Interrogé entre les deux tours de l’élection présidentielle par Mme Arlette Chabot, qui lui demandait s’il préconisait un retrait de nos troupes d’Afghanistan ou leur maintien sur place pour empêcher les talibans de revenir au pouvoir, le candidat Nicolas Sarkozy avait répondu ceci : « Il était certainement utile qu’on les envoie dans la mesure où il y avait un combat contre le terrorisme. Mais la présence à long terme des troupes françaises à cet endroit du monde ne me semble pas décisive. […] Il y a eu à un moment donné, pour aider le gouvernement de monsieur Hamid Karzaï, où il fallait faire un certain nombre de choix et d’ailleurs le Président de la République a pris la décision de rapatrier nos forces spéciales et un certain nombre d’éléments. […] C’est une politique que je poursuivrai. » Le candidat Nicolas Sarkozy avait ajouté : « Si vous regardez l’histoire du monde, aucune armée étrangère n’a réussi dans un pays qui n’était pas le sien.
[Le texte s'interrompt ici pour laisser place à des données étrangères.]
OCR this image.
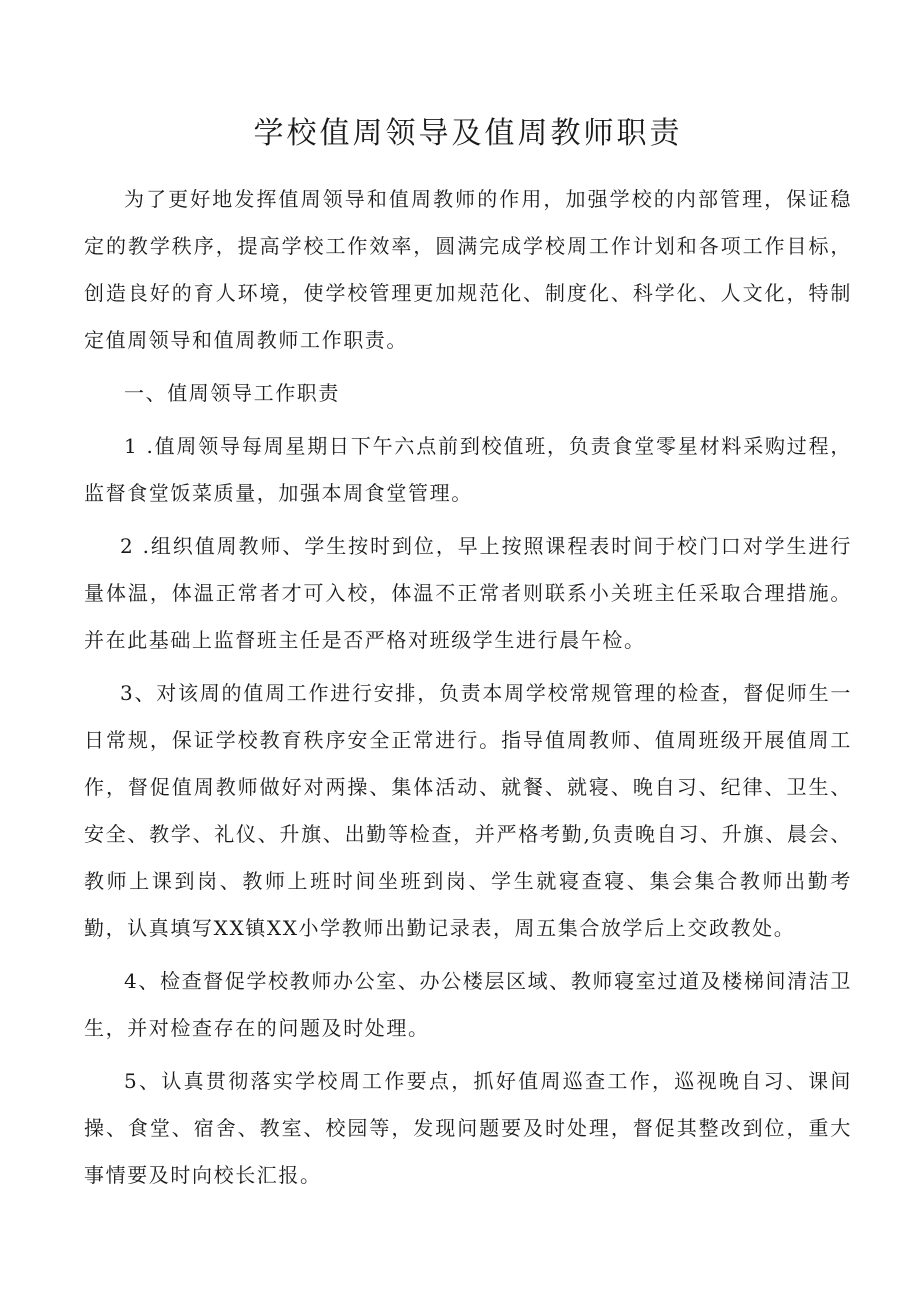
学校值周领导及值周教师职责

为了更好地发挥值周领导和值周教师的作用，加强学校的内部管理，保证稳定的教学秩序，提高学校工作效率，圆满完成学校周工作计划和各项工作目标，创造良好的育人环境，使学校管理更加规范化、制度化、科学化、人文化，特制定值周领导和值周教师工作职责。

一、值周领导工作职责

1 .值周领导每周星期日下午六点前到校值班，负责食堂零星材料采购过程，监督食堂饭菜质量，加强本周食堂管理。

2 .组织值周教师、学生按时到位，早上按照课程表时间于校门口对学生进行量体温，体温正常者才可入校，体温不正常者则联系小关班主任采取合理措施。并在此基础上监督班主任是否严格对班级学生进行晨午检。

3、对该周的值周工作进行安排，负责本周学校常规管理的检查，督促师生一日常规，保证学校教育秩序安全正常进行。指导值周教师、值周班级开展值周工作，督促值周教师做好对两操、集体活动、就餐、就寝、晚自习、纪律、卫生、安全、教学、礼仪、升旗、出勤等检查，并严格考勤,负责晚自习、升旗、晨会、教师上课到岗、教师上班时间坐班到岗、学生就寝查寝、集会集合教师出勤考勤，认真填写XX镇XX小学教师出勤记录表，周五集合放学后上交政教处。

4、检查督促学校教师办公室、办公楼层区域、教师寝室过道及楼梯间清洁卫生，并对检查存在的问题及时处理。

5、认真贯彻落实学校周工作要点，抓好值周巡查工作，巡视晚自习、课间操、食堂、宿舍、教室、校园等，发现问题要及时处理，督促其整改到位，重大事情要及时向校长汇报。
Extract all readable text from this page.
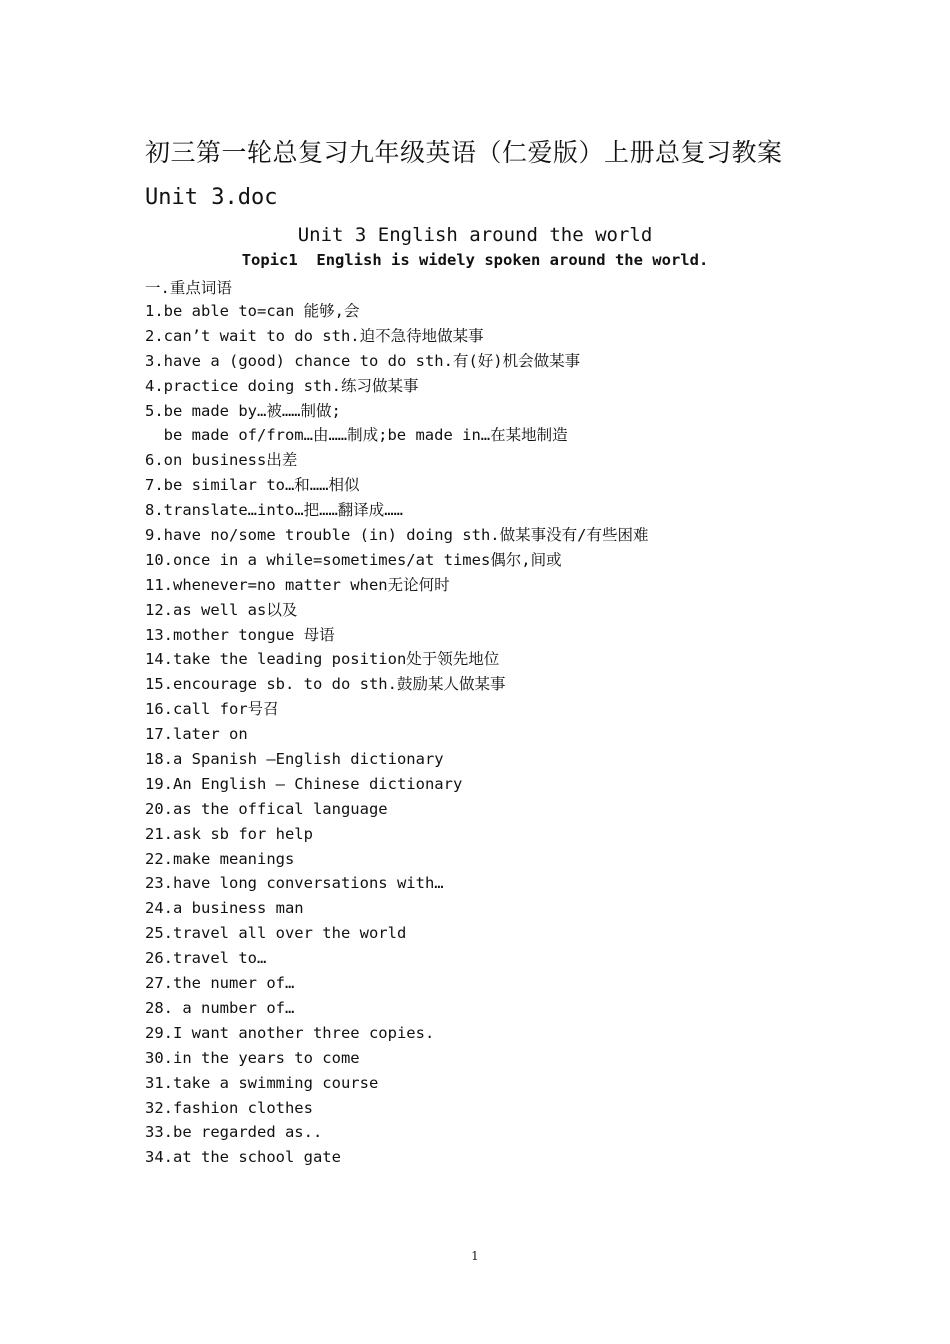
初三第一轮总复习九年级英语（仁爱版）上册总复习教案
Unit 3.doc
Unit 3 English around the world
Topic1  English is widely spoken around the world.
一.重点词语
1.be able to=can 能够,会
2.can’t wait to do sth.迫不急待地做某事
3.have a (good) chance to do sth.有(好)机会做某事
4.practice doing sth.练习做某事
5.be made by…被……制做;
be made of/from…由……制成;be made in…在某地制造
6.on business出差
7.be similar to…和……相似
8.translate…into…把……翻译成……
9.have no/some trouble (in) doing sth.做某事没有/有些困难
10.once in a while=sometimes/at times偶尔,间或
11.whenever=no matter when无论何时
12.as well as以及
13.mother tongue 母语
14.take the leading position处于领先地位
15.encourage sb. to do sth.鼓励某人做某事
16.call for号召
17.later on
18.a Spanish –English dictionary
19.An English – Chinese dictionary
20.as the offical language
21.ask sb for help
22.make meanings
23.have long conversations with…
24.a business man
25.travel all over the world
26.travel to…
27.the numer of…
28. a number of…
29.I want another three copies.
30.in the years to come
31.take a swimming course
32.fashion clothes
33.be regarded as..
34.at the school gate
1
Aucune. […] Quelle que soit l’époque, quel que soit le lieu. »

Ainsi, tandis que le candidat s’engageait au mois d’avril 2007 à poursuivre la politique de retrait des troupes françaises d’Afghanistan, le Président de la République annonce un an plus tard depuis Londres, avant de confirmer ses propos peu après au sommet de l’OTAN à Bucarest, l’envoi de renforts. Quel revirement ! Quelle rupture ! Quel alignement !

Que les choses soient claires : nous ne sommes pas pour un retrait immédiat, qui laisserait dans le chaos et la désolation des terres déjà si éprouvées. Nous ne pouvons ni ne voulons laisser les talibans redevenir les maîtres de la situation, mais il est suicidaire de continuer sans rien changer. Ce n’est ni notre intérêt, ni celui des Afghans, ni même celui des autres peuples de la région.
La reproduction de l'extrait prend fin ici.